Stretching from the Caspian Sea in the west to China and in the east, the terrain of central Asia is very diverse. The vast steppes grassland of Kazakhstan, desert of Turkmenistan, Aral Sea drainage basin, mountain ranges of the Tianshan and Karakoram are just a few features that highlight the diversity in region’s terrain. Yet the region experiences similarities in the risks from natural disasters. Droughts, earthquakes, glacier lake outburst floods, landslides, and floods constitute key hazards in the region disrupting economic growth, damaging infrastructure and stalling progress on economic and social indicators. Kazakhstan and Kyrgyz Republic, for example, are located on major earthquake fault lines.

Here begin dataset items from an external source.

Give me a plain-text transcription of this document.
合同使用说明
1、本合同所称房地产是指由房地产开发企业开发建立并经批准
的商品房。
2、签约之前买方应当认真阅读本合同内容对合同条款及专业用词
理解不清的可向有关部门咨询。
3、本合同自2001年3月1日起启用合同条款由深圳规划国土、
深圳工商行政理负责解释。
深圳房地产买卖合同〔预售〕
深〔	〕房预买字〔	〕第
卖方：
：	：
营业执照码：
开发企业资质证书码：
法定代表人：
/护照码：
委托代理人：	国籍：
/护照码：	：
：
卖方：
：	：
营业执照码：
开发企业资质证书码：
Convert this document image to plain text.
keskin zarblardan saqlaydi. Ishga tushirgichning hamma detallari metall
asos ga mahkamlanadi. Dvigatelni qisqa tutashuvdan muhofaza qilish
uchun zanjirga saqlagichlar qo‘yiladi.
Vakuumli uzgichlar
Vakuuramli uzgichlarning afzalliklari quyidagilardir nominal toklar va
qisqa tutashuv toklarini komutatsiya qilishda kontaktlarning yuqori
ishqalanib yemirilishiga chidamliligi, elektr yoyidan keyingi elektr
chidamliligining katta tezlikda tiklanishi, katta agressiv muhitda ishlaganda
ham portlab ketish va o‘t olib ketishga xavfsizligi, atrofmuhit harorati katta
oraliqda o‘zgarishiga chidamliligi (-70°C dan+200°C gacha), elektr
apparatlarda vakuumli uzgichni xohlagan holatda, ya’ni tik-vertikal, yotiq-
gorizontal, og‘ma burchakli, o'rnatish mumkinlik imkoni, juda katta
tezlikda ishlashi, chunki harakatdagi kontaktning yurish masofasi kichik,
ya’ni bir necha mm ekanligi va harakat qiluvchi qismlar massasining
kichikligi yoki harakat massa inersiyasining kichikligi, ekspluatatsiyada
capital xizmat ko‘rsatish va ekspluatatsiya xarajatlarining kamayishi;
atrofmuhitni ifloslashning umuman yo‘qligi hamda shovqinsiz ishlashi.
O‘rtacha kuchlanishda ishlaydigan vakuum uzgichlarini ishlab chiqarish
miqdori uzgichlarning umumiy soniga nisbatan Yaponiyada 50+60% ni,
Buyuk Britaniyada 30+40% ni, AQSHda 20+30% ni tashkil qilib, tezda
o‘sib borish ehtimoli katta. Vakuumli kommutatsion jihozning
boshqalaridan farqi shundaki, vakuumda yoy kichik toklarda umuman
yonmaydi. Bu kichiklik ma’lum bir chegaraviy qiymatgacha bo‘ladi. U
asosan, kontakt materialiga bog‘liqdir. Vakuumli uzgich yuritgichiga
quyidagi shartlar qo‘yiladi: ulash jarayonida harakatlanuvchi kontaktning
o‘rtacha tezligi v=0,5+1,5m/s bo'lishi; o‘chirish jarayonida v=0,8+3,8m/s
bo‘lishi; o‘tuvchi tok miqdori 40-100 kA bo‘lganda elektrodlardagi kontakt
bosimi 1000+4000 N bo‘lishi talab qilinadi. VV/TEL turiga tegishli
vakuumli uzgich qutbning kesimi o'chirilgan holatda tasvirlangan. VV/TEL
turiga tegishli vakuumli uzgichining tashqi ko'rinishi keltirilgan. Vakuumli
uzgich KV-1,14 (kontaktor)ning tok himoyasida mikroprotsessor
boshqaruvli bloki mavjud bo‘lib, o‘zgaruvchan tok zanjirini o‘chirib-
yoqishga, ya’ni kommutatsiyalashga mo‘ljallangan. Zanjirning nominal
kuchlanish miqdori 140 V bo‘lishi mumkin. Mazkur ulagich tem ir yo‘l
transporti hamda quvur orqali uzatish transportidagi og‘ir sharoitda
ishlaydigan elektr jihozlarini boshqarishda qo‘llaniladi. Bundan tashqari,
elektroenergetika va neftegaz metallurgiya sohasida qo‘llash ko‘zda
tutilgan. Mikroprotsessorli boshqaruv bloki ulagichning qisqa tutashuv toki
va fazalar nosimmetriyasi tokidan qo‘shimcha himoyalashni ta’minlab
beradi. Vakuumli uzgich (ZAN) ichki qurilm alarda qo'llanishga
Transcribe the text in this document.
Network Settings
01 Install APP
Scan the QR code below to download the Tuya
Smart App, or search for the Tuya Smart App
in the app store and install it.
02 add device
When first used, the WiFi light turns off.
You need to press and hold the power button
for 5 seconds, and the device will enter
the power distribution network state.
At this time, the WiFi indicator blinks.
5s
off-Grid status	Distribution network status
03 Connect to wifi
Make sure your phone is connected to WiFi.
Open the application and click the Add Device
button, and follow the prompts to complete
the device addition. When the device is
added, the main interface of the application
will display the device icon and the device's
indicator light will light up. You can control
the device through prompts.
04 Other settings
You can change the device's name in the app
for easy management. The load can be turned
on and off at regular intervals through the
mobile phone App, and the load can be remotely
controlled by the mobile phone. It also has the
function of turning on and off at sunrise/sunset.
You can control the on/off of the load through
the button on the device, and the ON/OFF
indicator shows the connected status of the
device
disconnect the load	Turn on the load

Being a landlocked region, the adverse impact of disasters on connectivity has serious implications on the economic performance of the countries. Under these circumstances, central Asian countries must ensure that infrastructure assets are resilient and can withstand impacts of climate change and disasters.
Resilience of critical infrastructure like transportation, energy and ICTis crucial for sustainable development within central Asia. This report provides an in depth analysis of the disaster risks to energy, transport and ICT infrastructure assets in Kazakhstan and Kyrgyz Republic. The objectives of the report are to provide policymakers with: a) a sub-national methodology to examine the cost of future disaster risks on infrastructure, b) locate current infrastructure at risk from multiple natural hazards, and c) present an overall direction for establishing long term resilience approaches.
The report is divided eight sections. The following section provides an overview of concepts of risks, damage and loss, and addressing the need to estimate risks in terms of losses. This section also includes a sub-section on incorporating climate perspective to the infrastructure planning approach. Sections five and six summarize the risk assessment methodology used to develop sub-national risk estimates. Sections seven to nine present the risk estimates within the central Asia region followed by results for Kazakhstan and Kyrgyzstan, respectively.